Calls the function locally, executing it with the given arguments and returning the execution’s result.

The function will execute in the same environment as the caller, just like calling the underlying function directly in Python. In particular, only secrets available in the caller environment will be available through environment variables.

spawn

@live_method
def spawn(self, *args: P.args, **kwargs: P.kwargs) -> "_FunctionCall[ReturnType]":

Calls the function with the given arguments, without waiting for the results.

Returns a modal.FunctionCall object, that can later be polled or waited for using .get(timeout=...). Conceptually similar to multiprocessing.pool.apply_async, or a Future/Promise in other contexts.

get_raw_f

def get_raw_f(self) -> Callable[..., Any]:

Return the inner Python object wrapped by this Modal Function.

get_current_stats

@live_method
def get_current_stats(self) -> FunctionStats:

Return a FunctionStats object describing the current function’s queue and runner counts.

map

@warn_if_generator_is_not_consumed(function_name="Function.map")
def map(
    self,
    *input_iterators: typing.Iterable[Any],  # one input iterator per argument in the mapped-over function/generator
    kwargs={},  # any extra keyword arguments for the function
    order_outputs: bool = True,  # return outputs in order
    return_exceptions: bool = False,  # propagate exceptions (False) or aggregate them in the results list (True)
) -> AsyncOrSyncIterable:

Parallel map over a set of inputs.

Takes one iterator argument per argument in the function being mapped over.

Example:

@app.function()
def my_func(a):
    return a ** 2


@app.local_entrypoint()
def main():
    assert list(my_func.map([1, 2, 3, 4])) == [1, 4, 9, 16]

If applied to a app.function, map() returns one result per input and the output order is guaranteed to be the same as the input order. Set order_outputs=False to return results in the order that they are completed instead.

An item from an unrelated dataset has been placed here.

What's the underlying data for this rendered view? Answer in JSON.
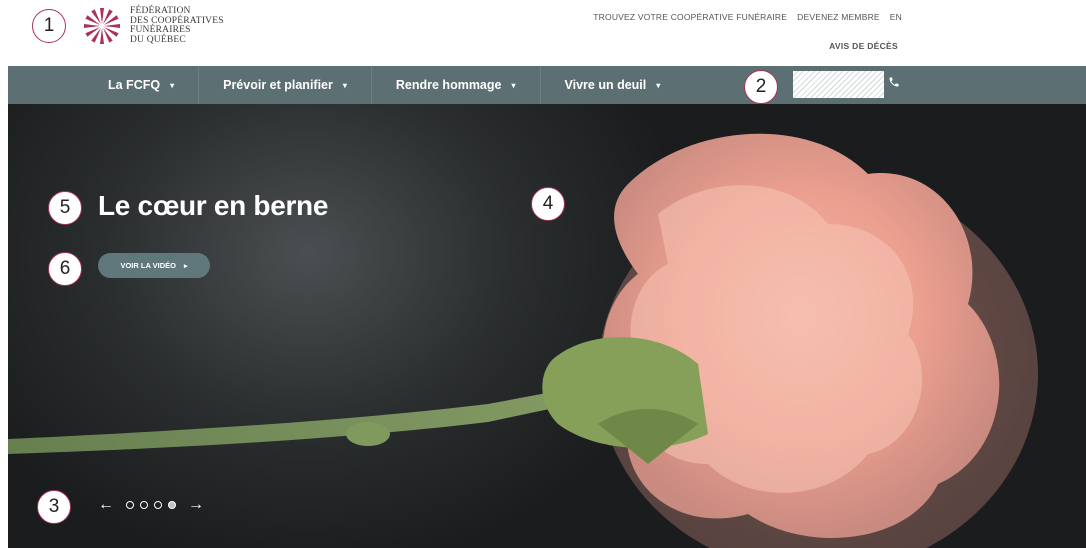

return_exceptions can be used to treat exceptions as successful results:

@app.function()
def my_func(a):
    if a == 2:
        raise Exception("ohno")
    return a ** 2


@app.local_entrypoint()
def main():
    # [0, 1, UserCodeException(Exception('ohno'))]
    print(list(my_func.map(range(3), return_exceptions=True)))

starmap

@warn_if_generator_is_not_consumed(function_name="Function.starmap.aio")
def starmap(
    self,
    input_iterator: typing.Iterable[typing.Sequence[Any]],
    *,
    kwargs={},
    order_outputs: bool = True,
    return_exceptions: bool = False,
) -> AsyncOrSyncIterable:

Like map, but spreads arguments over multiple function arguments.

Assumes every input is a sequence (e.g. a tuple).

Example:

@app.function()
def my_func(a, b):
    return a + b


@app.local_entrypoint()
def main():
    assert list(my_func.starmap([(1, 2), (3, 4)])) == [3, 7]

for_each

def for_each(self, *input_iterators, kwargs={}, ignore_exceptions: bool = False):

Execute function for all inputs, ignoring outputs. Waits for completion of the inputs.

Convenient alias for .map() in cases where the function just needs to be called. as the caller doesn’t have to consume the generator to process the inputs.

spawn_map

def spawn_map(self, *input_iterators, kwargs={}) -> None:

Spawn parallel execution over a set of inputs, exiting as soon as the inputs are created (without waiting for the map to complete).

Takes one iterator argument per argument in the function being mapped over.

Example:

@app.function()
def my_func(a):
    return a ** 2


@app.local_entrypoint()
def main():
    my_func.spawn_map([1, 2, 3, 4])

Programmatic retrieval of results will be supported in a future update.